Abstract Critical illness describes the life-threatening state caused by immune dysfunction that can occur following traumatic injury, shock, burn or major surgery. Trauma-induced immune incompetence enhances susceptibility to secondary infections that are a significant cause of mortality in hospital ICUs. Neutrophils, the most abundant leukocyte in the circulation, are critical for host defense against bacterial and fungal pathogens, but they also induce bystander tissue injury due to the non-specific and cytotoxic nature of their antimicrobial arsenal. The effects of trauma on neutrophils contribute to immune dysfunction and include a significant deficit in neutrophil capacity to find and fight infection, coupled with a primed phenotype associated with inducing tissue damage. The long-term goals of my research program are to understand mechanisms of neutrophil recruitment and effector function in health and disease. This MIRA application describes our synergistic approaches to identifying and understanding mechanisms of neutrophil pathobiology during critical illness. First, we have established an innovative approach to derive neutrophils ex vivo that circumvents the technical barriers to their genetic modification. This enables us to perform multiplexed forward genetic screening using CRISPR-Cas9 in neutrophils, and thereby identify new mechanistic aspects of their recruitment (e.g., integrin activation) and antimicrobial function (e.g., phagocytosis). Second, we have established a mouse model of critical illness by respiratory infection secondary to hemorrhagic shock.
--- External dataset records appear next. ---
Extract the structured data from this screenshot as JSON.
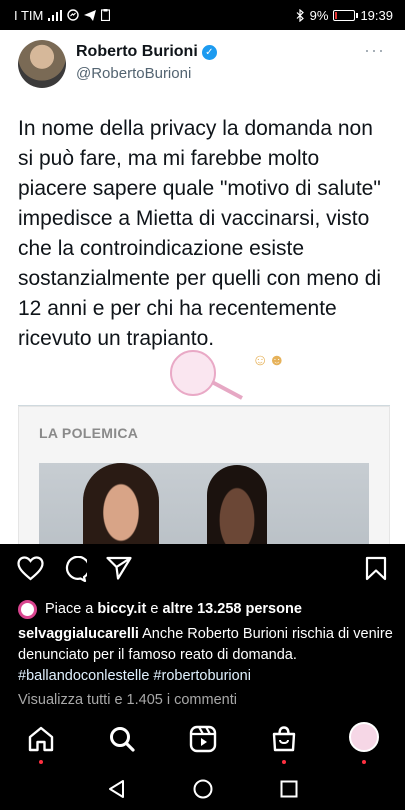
{
  "status_bar": {
    "carrier": "I TIM",
    "battery_percent": "9%",
    "battery_level": 0.09,
    "time": "19:39",
    "colors": {
      "battery_low": "#e33333"
    }
  },
  "tweet": {
    "author_name": "Roberto Burioni",
    "author_handle": "@RobertoBurioni",
    "more": "···",
    "text": "In nome della privacy la domanda non si può fare, ma mi farebbe molto piacere sapere quale \"motivo di salute\" impedisce a Mietta di vaccinarsi, visto che la controindicazione esiste sostanzialmente per quelli con meno di 12 anni e per chi ha recentemente ricevuto un trapianto.",
    "article_kicker": "LA POLEMICA",
    "icons": [
      "verified-badge-icon",
      "more-options-icon"
    ]
  },
  "post": {
    "likes_prefix": "Piace a",
    "likes_user": "biccy.it",
    "likes_middle": "e",
    "likes_count": "altre 13.258 persone",
    "caption_user": "selvaggialucarelli",
    "caption_text": "Anche Roberto Burioni rischia di venire denunciato per il famoso reato di domanda.",
    "caption_tags": "#ballandoconlestelle #robertoburioni",
    "comments_link": "Visualizza tutti e 1.405 i commenti",
    "icons": [
      "heart-icon",
      "comment-icon",
      "share-icon",
      "bookmark-icon"
    ]
  },
  "bottom_nav": {
    "icons": [
      "home-icon",
      "search-icon",
      "reels-icon",
      "shop-icon",
      "profile-avatar"
    ],
    "colors": {
      "notification": "#ff3040"
    }
  },
  "android_nav": {
    "icons": [
      "back-icon",
      "home-circle-icon",
      "recents-icon"
    ]
  }
}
As the lungs are particularly susceptible to infection secondary to trauma and are also prone to neutrophil-mediated injury, this model provides a means to evaluate new targets/strategies for promoting selective aspects of neutrophil function to enhance host defense without exacerbating tissue damage. Finally, we will apply human trauma patient material (blood, plasma, lung fluid) to these approaches to probe disease-specific mechanisms of the neutrophil response. Since our studies will interrogate fundamental biological mechanisms, such as integrin activation, this work will also have broad impact on multiple fields. Together, these integrated approaches will address major knowledge gaps in neutrophil biology by spanning the molecular, cellular and organism/disease levels of experimentation.
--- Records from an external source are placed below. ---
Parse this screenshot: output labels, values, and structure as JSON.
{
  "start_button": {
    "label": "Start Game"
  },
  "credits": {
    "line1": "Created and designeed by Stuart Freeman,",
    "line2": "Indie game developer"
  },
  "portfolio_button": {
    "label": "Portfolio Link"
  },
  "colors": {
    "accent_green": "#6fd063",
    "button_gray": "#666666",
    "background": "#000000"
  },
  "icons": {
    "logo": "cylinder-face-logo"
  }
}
抽象的 危重疾病描述了可能发生的由免疫功能障碍引起的危及生命的状态 外伤、休克、烧伤或重大手术后。创伤引起的免疫功能低下会增强 继发感染的易感性是医院 ICU 死亡的一个重要原因。中性粒细胞， 循环中最丰富的白细胞，对于宿主防御细菌和真菌病原体至关重要， 但由于其抗菌剂的非特异性和细胞毒性，它们也会引起旁观者组织损伤 兵工厂。创伤对中性粒细胞的影响会导致免疫功能障碍，并包括严重的缺陷 中性粒细胞发现和抵抗感染的能力，加上与诱导相关的启动表型 组织损伤。我的研究计划的长期目标是了解中性粒细胞的机制 健康和疾病中的募集和效应器功能。此 MIRA 应用程序描述了我们的协同作用 识别和理解危重病期间中性粒细胞病理学机制的方法。 首先，我们建立了一种创新的方法来体外获取中性粒细胞，从而规避了技术 其基因改造的障碍。这使我们能够使用以下方法进行多重正向遗传筛选 中性粒细胞中的 CRISPR-Cas9，从而识别其募集的新机制（例如，整合素 激活）和抗菌功能（例如吞噬作用）。其次，我们建立了小鼠模型 因呼吸道感染继发失血性休克的危重疾病。由于肺部特别 容易受到创伤继发感染的影响，并且也容易受到中性粒细胞介导的损伤，该模型 提供了一种评估新目标/策略的方法，以促进中性粒细胞功能的选择性方面 增强宿主防御而不加剧组织损伤。最后，我们将应用人体创伤患者 材料（血液、血浆、肺液）到这些方法中以探测疾病特异性机制 中性粒细胞反应。由于我们的研究将探讨基本的生物机制，例如整合素 激活后，这项工作也将在多个领域产生广泛的影响。这些综合方法共同将 通过跨越分子、细胞和生物体/疾病来解决中性粒细胞生物学的主要知识空白 实验水平。